Clint esperou, enquanto brincava com sua marionete de dez centímetros no parapeito da janela. Um boneco de madeira, sem rosto, sem feições. Aquilo era o que Clint quisesse, bastava imaginar. E o menino dava vida a ele com os fios quase invisíveis amarrados em seus dedos. A história favorita de Clint era a do homem que só enxergava a bailarina. Ele só podia vê-la, e somente quando dançava, por isso a roubou para si. E quando soube que a moça dançara para outro homem, enlouqueceu ao ponto de matá-la. Mas a que ele contava agora dentro de sua mente era a de Joe Robusto. Ambas as histórias Clint já havia contado para seu tio, o ser ao qual aguardava.

Quando chegou naquela casa após o velório de sua mãe, Clint impressionou-se com as janelas. As cortinas estavam sempre abertas, a casa era sempre tão clara que parecia não ter teto. Encontrou com seu tio e mentor na biblioteca enquanto os empregados levavam e arrumavam seus pertences no seu novo quarto. David Foreman era o irmão mais velho de sua mãe. Um homem atraente e rico. Dava aula na universidade local de psicologia. Sua especialidade eram pessoas com uma anomalia psíquica, um transtorno antissocial da personalidade. Talvez fosse o trabalho de Foreman que o levou a investigar tanto a vida do sobrinho.

Na biblioteca, assim que a governanta deixou Clint a sós com seu tio, David abriu os braços e sorriu para o garoto, que ao invés de lhe dar um abraço permaneceu imóvel.

- É evidente a falta que ele sentiu de você. - disse uma voz feminina que fez Clint se virar para encarar a moça na entrada da biblioteca. A mulher com brilhosos cabelos castanhos avermelhados se aproximou do menino lhe estendendo uma mão. - Sou Evangeline Pettyfer.
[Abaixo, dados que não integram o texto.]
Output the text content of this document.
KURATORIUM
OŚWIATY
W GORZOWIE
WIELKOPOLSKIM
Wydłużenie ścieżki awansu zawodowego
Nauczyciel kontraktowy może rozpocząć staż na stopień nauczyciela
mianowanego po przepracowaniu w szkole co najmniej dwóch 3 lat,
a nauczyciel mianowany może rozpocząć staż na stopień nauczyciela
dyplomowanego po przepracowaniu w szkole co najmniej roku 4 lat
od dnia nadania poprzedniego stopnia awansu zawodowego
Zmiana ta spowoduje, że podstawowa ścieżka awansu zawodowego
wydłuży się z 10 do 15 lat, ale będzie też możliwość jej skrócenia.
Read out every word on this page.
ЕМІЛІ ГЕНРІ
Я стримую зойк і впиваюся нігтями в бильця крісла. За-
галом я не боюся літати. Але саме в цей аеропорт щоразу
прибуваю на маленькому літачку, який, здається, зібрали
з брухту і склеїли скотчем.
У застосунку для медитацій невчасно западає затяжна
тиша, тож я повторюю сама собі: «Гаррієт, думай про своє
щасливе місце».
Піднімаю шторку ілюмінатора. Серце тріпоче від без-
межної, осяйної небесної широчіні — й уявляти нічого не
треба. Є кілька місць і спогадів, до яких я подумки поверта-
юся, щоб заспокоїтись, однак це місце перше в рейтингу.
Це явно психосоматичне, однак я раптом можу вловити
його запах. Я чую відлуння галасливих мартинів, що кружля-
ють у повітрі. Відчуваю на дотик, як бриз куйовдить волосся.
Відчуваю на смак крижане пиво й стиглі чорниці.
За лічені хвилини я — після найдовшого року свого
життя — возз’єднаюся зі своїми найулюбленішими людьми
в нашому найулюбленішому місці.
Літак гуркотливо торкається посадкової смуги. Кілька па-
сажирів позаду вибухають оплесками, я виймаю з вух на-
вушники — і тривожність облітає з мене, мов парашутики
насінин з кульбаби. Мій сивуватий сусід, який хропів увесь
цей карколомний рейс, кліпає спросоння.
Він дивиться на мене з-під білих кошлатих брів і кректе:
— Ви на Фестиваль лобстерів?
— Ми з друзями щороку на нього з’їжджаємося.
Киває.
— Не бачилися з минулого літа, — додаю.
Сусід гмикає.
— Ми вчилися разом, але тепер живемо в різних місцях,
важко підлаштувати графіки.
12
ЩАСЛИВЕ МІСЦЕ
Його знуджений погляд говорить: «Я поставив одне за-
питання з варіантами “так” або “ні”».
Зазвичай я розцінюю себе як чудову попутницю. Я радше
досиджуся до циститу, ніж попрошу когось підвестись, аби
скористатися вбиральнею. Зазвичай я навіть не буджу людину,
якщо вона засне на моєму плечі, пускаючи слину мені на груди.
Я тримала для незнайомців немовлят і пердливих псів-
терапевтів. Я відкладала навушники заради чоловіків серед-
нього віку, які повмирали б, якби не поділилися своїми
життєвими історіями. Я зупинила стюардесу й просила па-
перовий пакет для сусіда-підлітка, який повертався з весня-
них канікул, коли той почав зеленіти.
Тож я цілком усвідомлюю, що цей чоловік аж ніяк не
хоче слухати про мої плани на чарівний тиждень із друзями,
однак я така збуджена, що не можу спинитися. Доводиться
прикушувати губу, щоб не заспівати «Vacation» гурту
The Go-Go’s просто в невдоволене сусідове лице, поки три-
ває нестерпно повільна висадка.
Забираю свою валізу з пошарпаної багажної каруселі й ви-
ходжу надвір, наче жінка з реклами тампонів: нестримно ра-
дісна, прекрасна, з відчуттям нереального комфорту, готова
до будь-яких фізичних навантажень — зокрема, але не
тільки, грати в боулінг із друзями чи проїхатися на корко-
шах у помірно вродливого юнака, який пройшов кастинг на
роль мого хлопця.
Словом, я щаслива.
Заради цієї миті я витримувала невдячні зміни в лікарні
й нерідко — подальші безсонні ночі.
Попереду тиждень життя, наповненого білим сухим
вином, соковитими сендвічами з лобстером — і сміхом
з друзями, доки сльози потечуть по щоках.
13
- Clint Daugherty. - o garoto apertou a mão dela.

- Sinto muito pela sua mãe, e espero que se sinta bem vindo.

- Você é a dona da casa? - a voz de Clint soou tão inocente com curiosidade infantil que arrancou um sorriso doce de Evangeline. Afinal, ela agia como se fosse ela quem recebia o garoto e não David.

Antes que a ruiva respondesse, David interveio:

- Ela é uma aluna. Veio para ter aulas extras. Mas é como se fosse de casa. - dirigindo-se somente à moça. - Vou mostrar a casa ao garoto e volto num instante.

Foi uma apresentação breve do lugar. Clint, mais uma vez, se fascinara com a luminosidade da casa. A maioria das janelas ia do chão ao teto, de uma parede à outra. Com exceção as dos quartos. Mais tarde a governanta, que também lhe explicou algumas regrinhas simples, lhe mostrou tudo detalhadamente.

Em determinado momento do passeio David apontou para o bolso do casaco de Clint, perguntando o que havia ali. O menino viu que um miúdo braço de madeira escapava do bolso e pegou a marionete para mostrar ao tio.

- Fui eu que fiz. - disse o garoto, deixando o boneco de madeira, sem face e sem roupas, suspenso no ar pelas linhas que segurava.

- Impressionante. - resmungou David. - Não sabia que gostava deste tipo de coisas. Estar no controle de algo lhe fascina?

O menino olhou confuso para o tio.

- Não... mas gosto de criar histórias.

- Que tipos de histórias?

- Tem uma... A minha favorita.

E foi assim que Clint contou ao tio o conto do homem e sua bailarina. Clint enxergava a bailarina como aquela marionete que carregava sempre consigo. Ela estava no controle, a mando de seus dedos. E assim como fazia o boneco dançar, ele imaginava a bailarina flutuando e rodopiando. O garoto analisava e concluía sempre que cada pessoa no mundo podia ser manipulada. Se com cuidado e inteligência, qualquer um poderia ser seu brinquedo.